Левенцов вышел. Валкая походка, опущенные плечи показывали, как безмерно устал он.
Легкий озноб прошиб Кирилла. Озноб побежал по спине, метнулся в ноги и исчез. Потом во все поры залубеневшего тела начало проникать тепло и вконец его разморило, шея стала вялой и слабой, потеряла упругость и с трудом держала отяжелевшую голову. Но краем сознания Кирилл еще сопротивлялся охватившему его отупению, он еще мог об этом подумать, и он подумал, и сделал над собой усилие, и высвободился из одуряющей власти утомления.
Как легко начать разговор людям, которые встречаются изо дня в день, им всегда есть что сказать, хоть, может, и выговорились накануне. И до чего трудно это после долгой разлуки двум старым товарищам. Они сидели друг против друга, Кирилл и Петро. В черепке дрожал овальный огонек, будто в полумрак хаты из лесу залетел желтый листочек и упал на стол, и ветер все еще его шевелил.
– Опять, Кирила? – осторожно спросил Петро.
– Опять, Петро.
– Партизанить?
Кирилл не ответил. Петро уводил его к тому, что предстояло, а Кириллу хотелось немного побыть с ним в прошлом, в том времени, когда они удачливо действовали здесь. Это бы снова сблизило их, и вместе, преодолев то, что наслоилось за годы и что разделило их судьбы, вернулись бы в хату, где они сейчас сидели, в эту глухую нерадостную ночь.
«Как же ты жил, Петро, эти годы?» Кирилл тяжело вглядывался в Петра, отыскивая в нем того, которого помнил.
Воспоминания подхватили Кирилла, необычайно ясные, они сохранили все детали и оттенки, которые тогда, когда эти события были самой жизнью, горячей, торопливой, казалось, не оставляли в его сознании и следа.
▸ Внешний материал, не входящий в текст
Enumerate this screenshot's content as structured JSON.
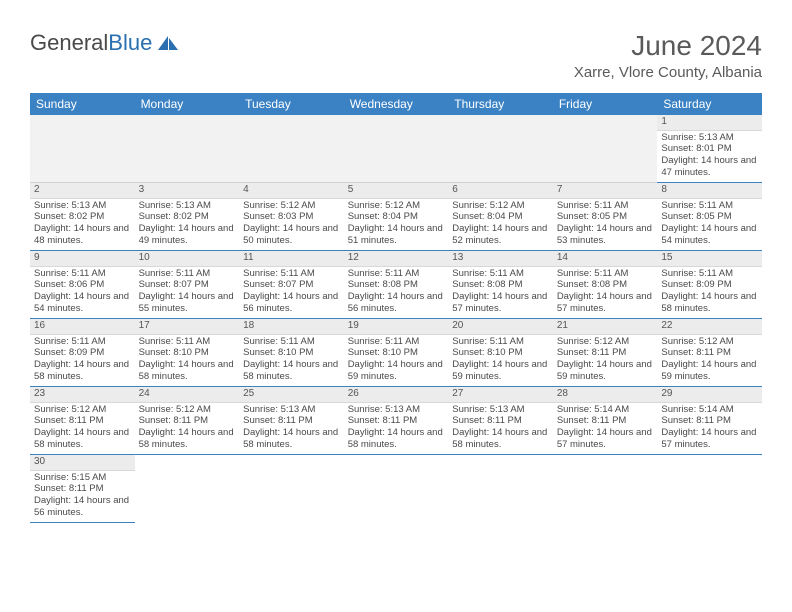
{
  "logo": {
    "text1": "General",
    "text2": "Blue"
  },
  "title": "June 2024",
  "location": "Xarre, Vlore County, Albania",
  "colors": {
    "header_bg": "#3b82c4",
    "header_text": "#ffffff",
    "border": "#3b82c4",
    "daynum_bg": "#ececec",
    "text": "#4a4a4a",
    "logo_gray": "#4a4a4a",
    "logo_blue": "#2a6fb0"
  },
  "weekdays": [
    "Sunday",
    "Monday",
    "Tuesday",
    "Wednesday",
    "Thursday",
    "Friday",
    "Saturday"
  ],
  "days": {
    "1": {
      "sunrise": "5:13 AM",
      "sunset": "8:01 PM",
      "daylight": "14 hours and 47 minutes."
    },
    "2": {
      "sunrise": "5:13 AM",
      "sunset": "8:02 PM",
      "daylight": "14 hours and 48 minutes."
    },
    "3": {
      "sunrise": "5:13 AM",
      "sunset": "8:02 PM",
      "daylight": "14 hours and 49 minutes."
    },
    "4": {
      "sunrise": "5:12 AM",
      "sunset": "8:03 PM",
      "daylight": "14 hours and 50 minutes."
    },
    "5": {
      "sunrise": "5:12 AM",
      "sunset": "8:04 PM",
      "daylight": "14 hours and 51 minutes."
    },
    "6": {
      "sunrise": "5:12 AM",
      "sunset": "8:04 PM",
      "daylight": "14 hours and 52 minutes."
    },
    "7": {
      "sunrise": "5:11 AM",
      "sunset": "8:05 PM",
      "daylight": "14 hours and 53 minutes."
    },
    "8": {
      "sunrise": "5:11 AM",
      "sunset": "8:05 PM",
      "daylight": "14 hours and 54 minutes."
    },
    "9": {
      "sunrise": "5:11 AM",
      "sunset": "8:06 PM",
      "daylight": "14 hours and 54 minutes."
    },
    "10": {
      "sunrise": "5:11 AM",
      "sunset": "8:07 PM",
      "daylight": "14 hours and 55 minutes."
    },
    "11": {
      "sunrise": "5:11 AM",
      "sunset": "8:07 PM",
      "daylight": "14 hours and 56 minutes."
    },
    "12": {
      "sunrise": "5:11 AM",
      "sunset": "8:08 PM",
      "daylight": "14 hours and 56 minutes."
    },
    "13": {
      "sunrise": "5:11 AM",
      "sunset": "8:08 PM",
      "daylight": "14 hours and 57 minutes."
    },
    "14": {
      "sunrise": "5:11 AM",
      "sunset": "8:08 PM",
      "daylight": "14 hours and 57 minutes."
    },
    "15": {
      "sunrise": "5:11 AM",
      "sunset": "8:09 PM",
      "daylight": "14 hours and 58 minutes."
    },
    "16": {
      "sunrise": "5:11 AM",
      "sunset": "8:09 PM",
      "daylight": "14 hours and 58 minutes."
    },
    "17": {
      "sunrise": "5:11 AM",
      "sunset": "8:10 PM",
      "daylight": "14 hours and 58 minutes."
    },
    "18": {
      "sunrise": "5:11 AM",
      "sunset": "8:10 PM",
      "daylight": "14 hours and 58 minutes."
    },
    "19": {
      "sunrise": "5:11 AM",
      "sunset": "8:10 PM",
      "daylight": "14 hours and 59 minutes."
    },
    "20": {
      "sunrise": "5:11 AM",
      "sunset": "8:10 PM",
      "daylight": "14 hours and 59 minutes."
    },
    "21": {
      "sunrise": "5:12 AM",
      "sunset": "8:11 PM",
      "daylight": "14 hours and 59 minutes."
    },
    "22": {
      "sunrise": "5:12 AM",
      "sunset": "8:11 PM",
      "daylight": "14 hours and 59 minutes."
    },
    "23": {
      "sunrise": "5:12 AM",
      "sunset": "8:11 PM",
      "daylight": "14 hours and 58 minutes."
    },
    "24": {
      "sunrise": "5:12 AM",
      "sunset": "8:11 PM",
      "daylight": "14 hours and 58 minutes."
    },
    "25": {
      "sunrise": "5:13 AM",
      "sunset": "8:11 PM",
      "daylight": "14 hours and 58 minutes."
    },
    "26": {
      "sunrise": "5:13 AM",
      "sunset": "8:11 PM",
      "daylight": "14 hours and 58 minutes."
    },
    "27": {
      "sunrise": "5:13 AM",
      "sunset": "8:11 PM",
      "daylight": "14 hours and 58 minutes."
    },
    "28": {
      "sunrise": "5:14 AM",
      "sunset": "8:11 PM",
      "daylight": "14 hours and 57 minutes."
    },
    "29": {
      "sunrise": "5:14 AM",
      "sunset": "8:11 PM",
      "daylight": "14 hours and 57 minutes."
    },
    "30": {
      "sunrise": "5:15 AM",
      "sunset": "8:11 PM",
      "daylight": "14 hours and 56 minutes."
    }
  },
  "labels": {
    "sunrise": "Sunrise:",
    "sunset": "Sunset:",
    "daylight": "Daylight:"
  },
  "layout": {
    "first_day_column": 6,
    "num_days": 30,
    "table_font_size": 9.5,
    "header_font_size": 12,
    "title_font_size": 28,
    "location_font_size": 15
  }
}
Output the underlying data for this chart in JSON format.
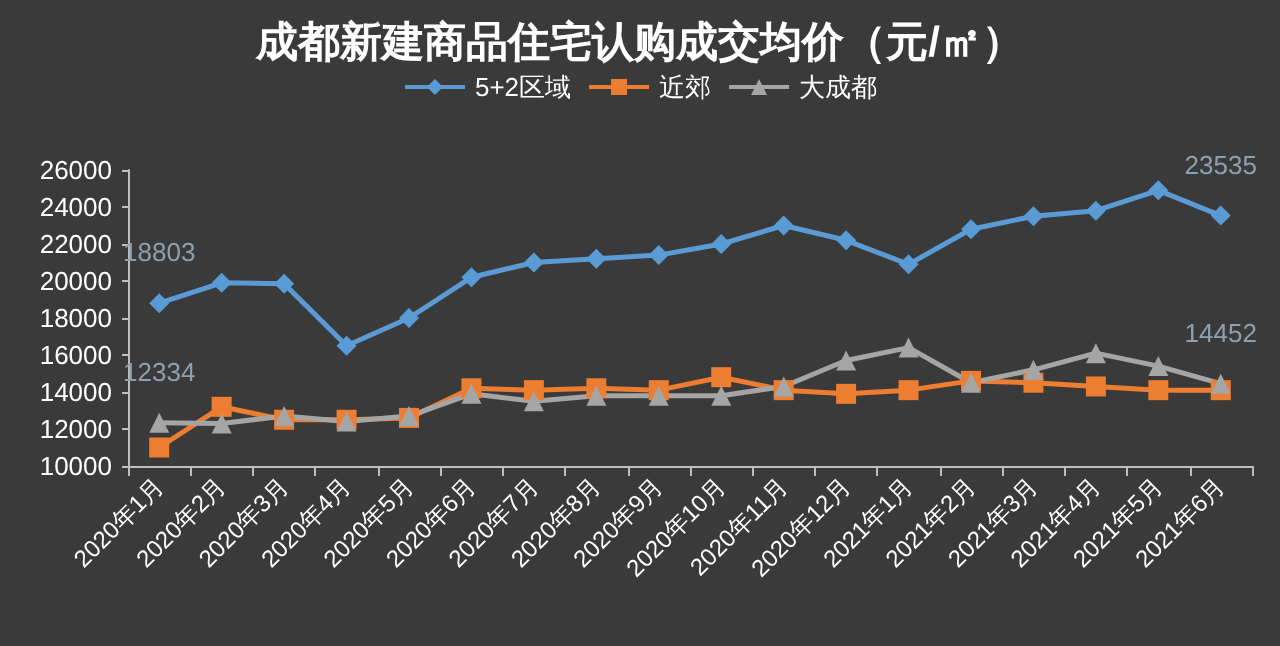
{
  "chart_data": {
    "type": "line",
    "title": "成都新建商品住宅认购成交均价（元/㎡）",
    "categories": [
      "2020年1月",
      "2020年2月",
      "2020年3月",
      "2020年4月",
      "2020年5月",
      "2020年6月",
      "2020年7月",
      "2020年8月",
      "2020年9月",
      "2020年10月",
      "2020年11月",
      "2020年12月",
      "2021年1月",
      "2021年2月",
      "2021年3月",
      "2021年4月",
      "2021年5月",
      "2021年6月"
    ],
    "series": [
      {
        "name": "5+2区域",
        "color": "#5b9bd5",
        "marker": "diamond",
        "values": [
          18803,
          19900,
          19850,
          16500,
          18000,
          20200,
          21000,
          21200,
          21400,
          22000,
          23000,
          22200,
          20900,
          22800,
          23500,
          23800,
          24900,
          23535
        ],
        "value_labels": [
          "18803",
          null,
          null,
          null,
          null,
          null,
          null,
          null,
          null,
          null,
          null,
          null,
          null,
          null,
          null,
          null,
          null,
          "23535"
        ]
      },
      {
        "name": "近郊",
        "color": "#ed7d31",
        "marker": "square",
        "values": [
          11000,
          13200,
          12500,
          12500,
          12600,
          14200,
          14100,
          14200,
          14100,
          14800,
          14100,
          13900,
          14100,
          14600,
          14500,
          14300,
          14100,
          14100
        ]
      },
      {
        "name": "大成都",
        "color": "#a5a5a5",
        "marker": "triangle",
        "values": [
          12334,
          12300,
          12700,
          12400,
          12700,
          13900,
          13500,
          13800,
          13800,
          13800,
          14300,
          15700,
          16400,
          14500,
          15200,
          16100,
          15400,
          14452
        ],
        "value_labels": [
          "12334",
          null,
          null,
          null,
          null,
          null,
          null,
          null,
          null,
          null,
          null,
          null,
          null,
          null,
          null,
          null,
          null,
          "14452"
        ]
      }
    ],
    "ylim": [
      10000,
      26000
    ],
    "yticks": [
      10000,
      12000,
      14000,
      16000,
      18000,
      20000,
      22000,
      24000,
      26000
    ],
    "grid": false,
    "legend": "top"
  }
}
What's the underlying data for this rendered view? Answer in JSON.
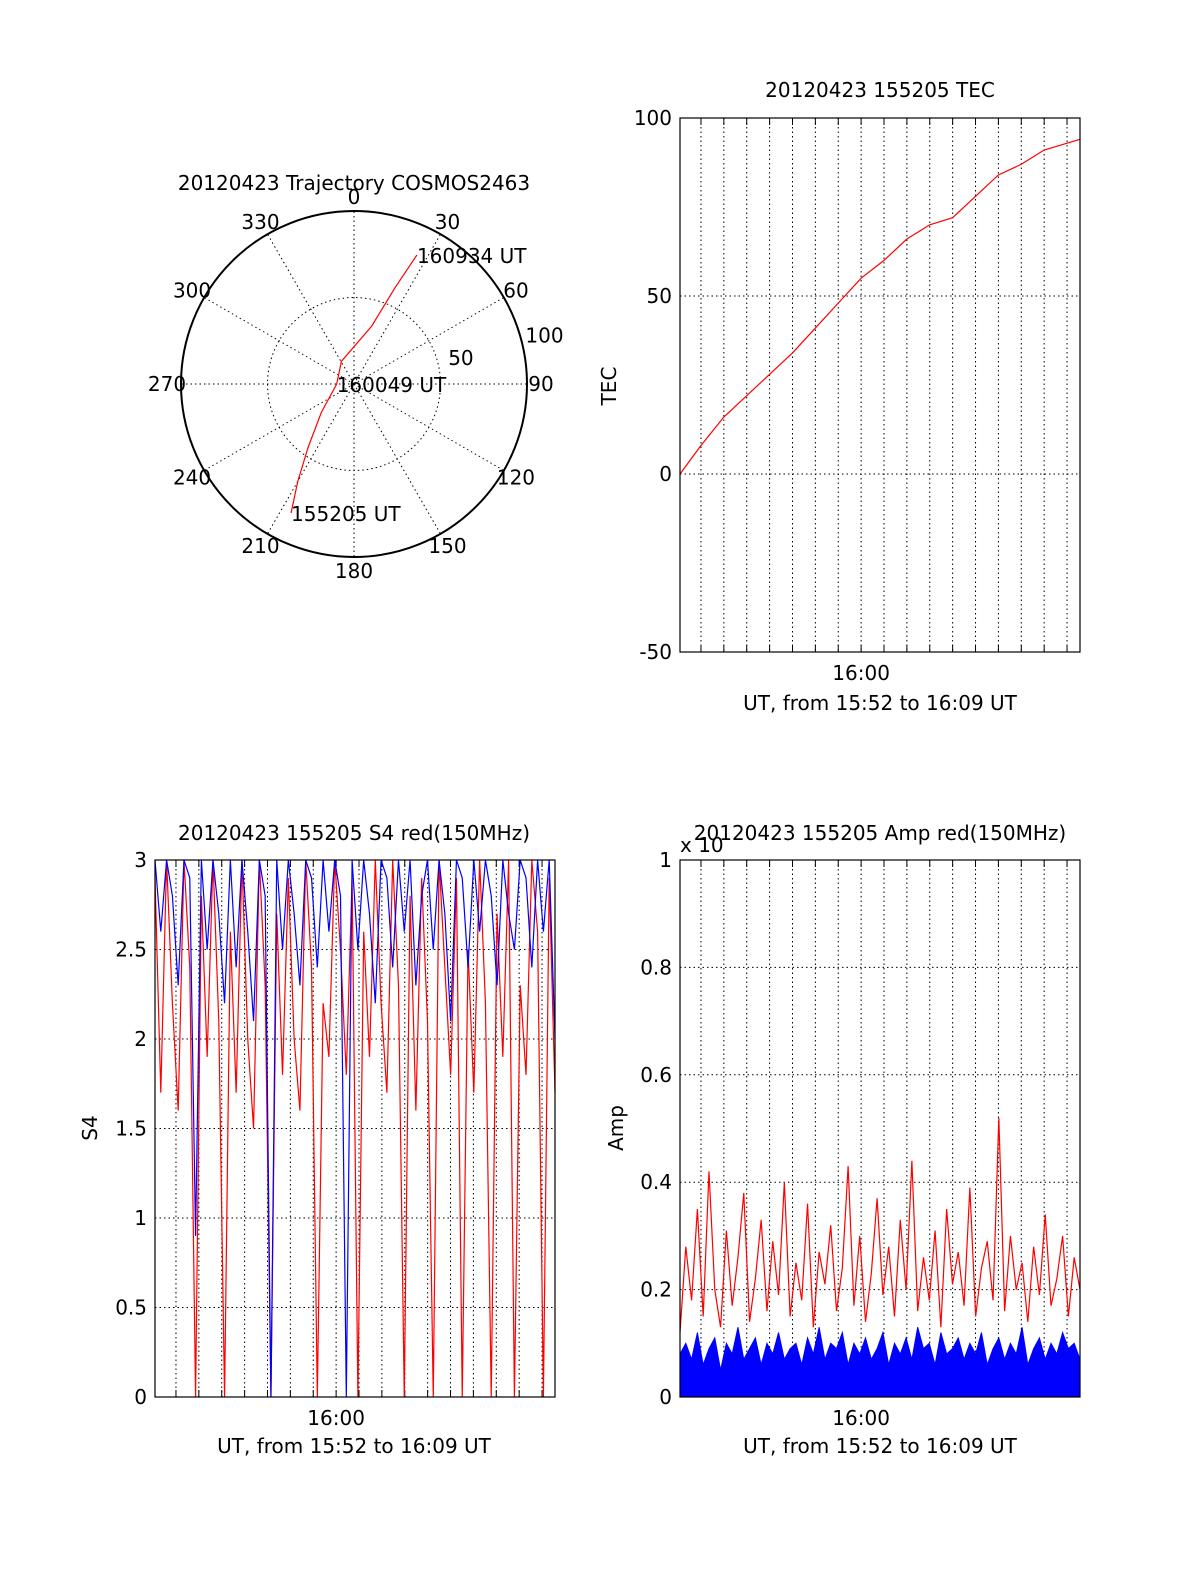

Подумалось, что никуда он и не уезжал отсюда, из Теплых Криниц, что вот подойдет Варвара и подаст ему и Петру по стакану первача, залпом выпьют, закусят хрустящим соленым огурцом и ломтем крепкого ржаного хлеба и отправятся за Синь-озерские леса, в свой партизанский отряд. Было тогда Кириллу двадцать четыре и Петру – двадцать два. Конечно, много времени минуло с тех пор. «Воспоминания всегда мучительны, даже если несут в себе радость, потому что они не больше, чем видения ушедшего», – размышлял Кирилл. Он безотчетно почувствовал, что снова связан с судьбой этого человека, со всем, что в ней было и что еще должно произойти.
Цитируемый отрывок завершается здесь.